Second, if graph initialization is failing, take advantage of the CAShow function. This function prints out the state of the graph to the Xcode console. The sample code project Audio Mixer (MixerHost) demonstrates this technique as well.

Ensure that you are initializing each of your AudioStreamBasicDescription structures to 0, as follows:

AudioStreamBasicDescription stereoStreamFormat = {0};

Initializing the fields of an ASBD to 0 ensures that no fields contain garbage data. (In the case of declaring a data structure in external storage—for example, as an instance variable in a class declaration—its fields are automatically initialized to 0 and you need not initialize them yourself.)

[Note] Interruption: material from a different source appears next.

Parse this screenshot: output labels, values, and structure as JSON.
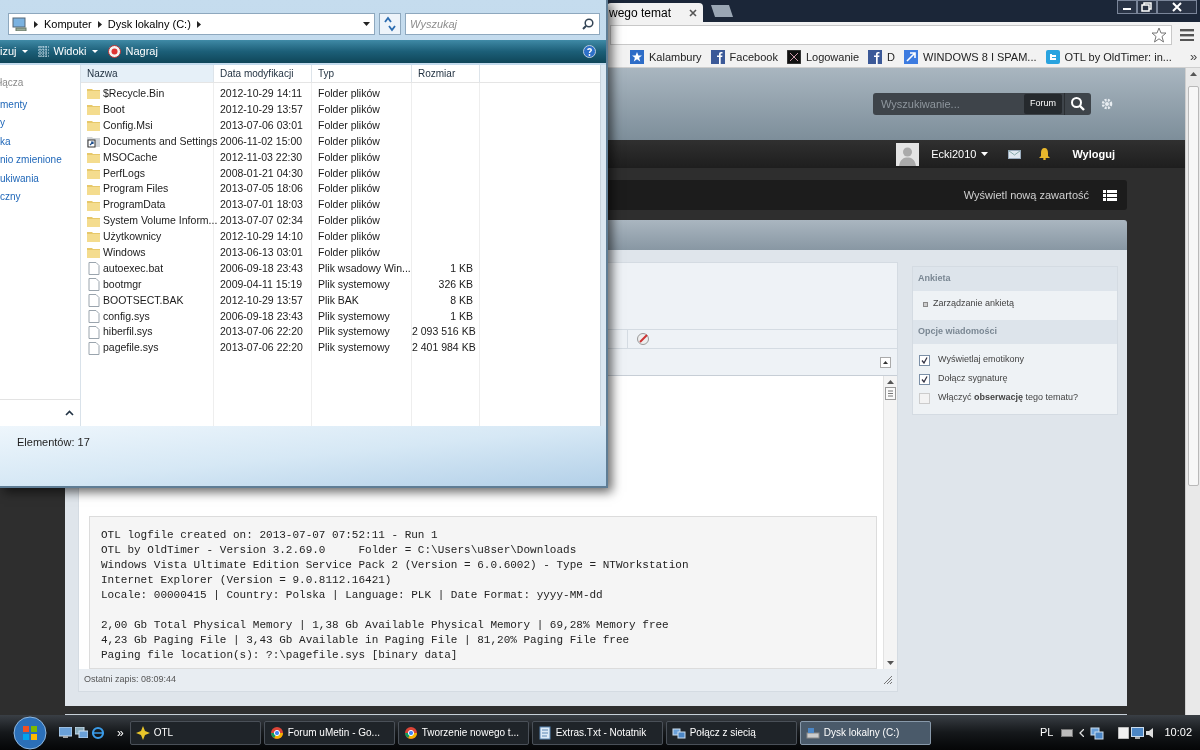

To print out the field values of an AudioStreamBasicDescription structure to the Xcode console, which can be very useful during development, use code like that shown in Listing 2-8.

Listing 2-8  A utility method to print field values for an AudioStreamBasicDescription structure

- (void) printASBD: (AudioStreamBasicDescription) asbd {
    char formatIDString[5];
    UInt32 formatID = CFSwapInt32HostToBig (asbd.mFormatID);
    bcopy (&formatID, formatIDString, 4);
    formatIDString[4] = '\0';
    NSLog (@"  Sample Rate:         %10.0f",  asbd.mSampleRate);
    NSLog (@"  Format ID:           %10s",    formatIDString);
    NSLog (@"  Format Flags:        %10X",    asbd.mFormatFlags);
    NSLog (@"  Bytes per Packet:    %10d",    asbd.mBytesPerPacket);
    NSLog (@"  Frames per Packet:   %10d",    asbd.mFramesPerPacket);
    NSLog (@"  Bytes per Frame:     %10d",    asbd.mBytesPerFrame);
    NSLog (@"  Channels per Frame:  %10d",    asbd.mChannelsPerFrame);
    NSLog (@"  Bits per Channel:    %10d",    asbd.mBitsPerChannel);

This utility method can quickly reveal problems in an ASBD.

When defining an ASBD for an audio unit stream format, take care to ensure you are following the "Recommended stream format attributes” and “Stream format notes” in the usage tables in Using Specific Audio Units. Do not deviate from those recommendations unless you have a specific reason to.